A taxa do Moderfrota, principal linha de financiamento para máquinas e equipamentos agrícolas, deverá cair um ponto percentual – de 8,5% a 10,5% hoje para 7,5% a 9,5% ao ano. Para as linhas Inovagro e PCA (armazenagem), a redução será de 2 pontos percentuais, de 8,5% para 6,5% ao ano. O corte previsto, ainda a ser confirmado oficialmente, frustrou as expectativas do setor, que esperava uma redução maior diante das quedas da inflação e da Selic.

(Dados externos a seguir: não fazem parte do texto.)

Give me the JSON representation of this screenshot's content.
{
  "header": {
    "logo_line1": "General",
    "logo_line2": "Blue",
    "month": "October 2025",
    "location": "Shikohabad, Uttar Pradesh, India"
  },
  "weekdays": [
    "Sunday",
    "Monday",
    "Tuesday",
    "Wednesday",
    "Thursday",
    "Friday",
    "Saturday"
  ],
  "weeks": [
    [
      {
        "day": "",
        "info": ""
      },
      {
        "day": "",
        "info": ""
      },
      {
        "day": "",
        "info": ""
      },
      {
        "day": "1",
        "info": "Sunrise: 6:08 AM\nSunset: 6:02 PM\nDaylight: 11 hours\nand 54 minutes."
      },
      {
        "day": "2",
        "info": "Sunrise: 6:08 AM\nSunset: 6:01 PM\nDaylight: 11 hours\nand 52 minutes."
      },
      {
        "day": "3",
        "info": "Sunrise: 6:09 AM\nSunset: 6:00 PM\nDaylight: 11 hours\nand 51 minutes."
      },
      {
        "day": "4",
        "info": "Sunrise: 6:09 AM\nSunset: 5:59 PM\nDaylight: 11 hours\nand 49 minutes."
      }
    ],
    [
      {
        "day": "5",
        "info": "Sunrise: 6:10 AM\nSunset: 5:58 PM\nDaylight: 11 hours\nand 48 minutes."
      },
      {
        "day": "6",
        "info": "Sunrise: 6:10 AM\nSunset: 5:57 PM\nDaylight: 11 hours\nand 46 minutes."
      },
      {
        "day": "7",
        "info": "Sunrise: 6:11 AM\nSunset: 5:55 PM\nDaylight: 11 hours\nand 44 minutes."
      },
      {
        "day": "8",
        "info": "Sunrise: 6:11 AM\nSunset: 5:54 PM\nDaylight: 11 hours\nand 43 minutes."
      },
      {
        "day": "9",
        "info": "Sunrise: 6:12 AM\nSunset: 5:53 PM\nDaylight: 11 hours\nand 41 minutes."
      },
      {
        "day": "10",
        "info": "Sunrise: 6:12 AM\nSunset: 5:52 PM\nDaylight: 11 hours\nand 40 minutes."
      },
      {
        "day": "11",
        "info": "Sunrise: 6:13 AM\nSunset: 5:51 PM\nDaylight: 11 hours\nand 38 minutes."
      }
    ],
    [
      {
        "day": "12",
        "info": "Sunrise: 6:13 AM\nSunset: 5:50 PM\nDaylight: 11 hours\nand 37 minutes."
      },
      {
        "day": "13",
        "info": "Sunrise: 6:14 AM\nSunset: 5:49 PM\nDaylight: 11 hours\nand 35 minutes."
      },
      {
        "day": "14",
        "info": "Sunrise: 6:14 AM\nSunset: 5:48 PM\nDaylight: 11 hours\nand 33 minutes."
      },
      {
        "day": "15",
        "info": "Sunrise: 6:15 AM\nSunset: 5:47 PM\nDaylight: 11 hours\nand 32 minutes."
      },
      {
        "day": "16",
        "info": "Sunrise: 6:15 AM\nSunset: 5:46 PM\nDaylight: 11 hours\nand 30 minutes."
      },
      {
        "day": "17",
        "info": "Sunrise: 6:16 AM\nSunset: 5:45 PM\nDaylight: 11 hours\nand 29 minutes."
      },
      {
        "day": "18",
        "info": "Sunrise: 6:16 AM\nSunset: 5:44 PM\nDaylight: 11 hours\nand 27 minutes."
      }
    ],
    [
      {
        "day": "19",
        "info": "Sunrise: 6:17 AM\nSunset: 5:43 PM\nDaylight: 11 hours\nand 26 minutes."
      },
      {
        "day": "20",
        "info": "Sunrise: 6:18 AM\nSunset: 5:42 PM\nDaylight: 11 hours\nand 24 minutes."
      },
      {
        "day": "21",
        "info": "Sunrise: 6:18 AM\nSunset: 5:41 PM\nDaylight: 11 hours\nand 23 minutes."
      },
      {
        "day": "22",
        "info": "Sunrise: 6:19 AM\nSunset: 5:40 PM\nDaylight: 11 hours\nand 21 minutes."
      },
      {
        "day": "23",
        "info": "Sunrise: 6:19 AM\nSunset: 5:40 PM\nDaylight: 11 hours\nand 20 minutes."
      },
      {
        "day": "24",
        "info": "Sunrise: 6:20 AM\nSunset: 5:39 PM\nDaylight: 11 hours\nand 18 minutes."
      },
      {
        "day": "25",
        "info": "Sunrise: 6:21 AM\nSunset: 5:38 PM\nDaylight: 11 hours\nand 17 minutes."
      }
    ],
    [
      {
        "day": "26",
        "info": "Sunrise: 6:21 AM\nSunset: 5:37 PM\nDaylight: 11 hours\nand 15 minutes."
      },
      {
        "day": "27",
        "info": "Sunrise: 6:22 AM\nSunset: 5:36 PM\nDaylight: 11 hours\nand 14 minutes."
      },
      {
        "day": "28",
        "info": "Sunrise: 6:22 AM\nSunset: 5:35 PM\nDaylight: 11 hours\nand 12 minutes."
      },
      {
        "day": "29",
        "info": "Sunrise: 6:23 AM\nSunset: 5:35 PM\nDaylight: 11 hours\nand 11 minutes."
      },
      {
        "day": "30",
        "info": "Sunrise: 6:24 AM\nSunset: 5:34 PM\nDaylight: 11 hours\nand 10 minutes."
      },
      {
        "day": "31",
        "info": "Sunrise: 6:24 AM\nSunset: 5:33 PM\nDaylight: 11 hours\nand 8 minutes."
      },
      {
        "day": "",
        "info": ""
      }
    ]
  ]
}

– O juro é elevado para a inflação acumulada nos últimos 12 meses. Somado a isso, o fato de que as pessoas não investem quando não têm segurança. Em ambientes como o de agora, a melhor postura é a conservadora – recomenda Antônio da Luz, economista-chefe da Federação da Agricultura do Estado (Farsul).
Agro e política abalados
Responsável por popularizar a qualidade da carne brasileira em campanhas com artistas famosos, a JBS provocou efeito inverso agora ao se envolver em um dos maiores casos de corrupção da história do país. Além de arranhar a imagem do agronegócio, por se tratar de uma das maiores empresas do ramo no mundo, a crise gerou incerteza no mercado de carnes.
– Muitos pecuaristas estão resistindo em fazer operações com a JBS. Grandes varejistas também estão buscando alternativas para compra de carne – diz Alex Lopes, consultor da Scot Consultoria.
A resistência é maior no mercado bovino, onde criadores estão buscando frigoríficos alternativos para entregar a produção. O receio quanto ao futuro da empresa tem gerado medo de calote entre os pecuaristas, especialmente nas compras feitas a prazo.
– Esse movimento fez aumentar a oferta de carne nos frigoríficos, pressionando os preços para baixo – completa Lopes.
Em 32 praças do país analisadas pela Scot Consultoria, 29 registraram queda do valor pago ao produtor na semana seguinte à divulgação da delação premiada dos empresários Joesley e Wesley Batista. A desvalorização média no país foi de 1,6%.
No Rio Grande do Sul, onde a JBS não tem frigorífico bovino, os preços permanecem estáveis. O impacto tende a ser mais sentido nos mercados de carne de frango e suína. Somente no Estado, são mais de 5 mil funcionários em 12 unidades de produção – a maioria herdados da antiga Doux Frangosul, arrendada pela JBS em 2012.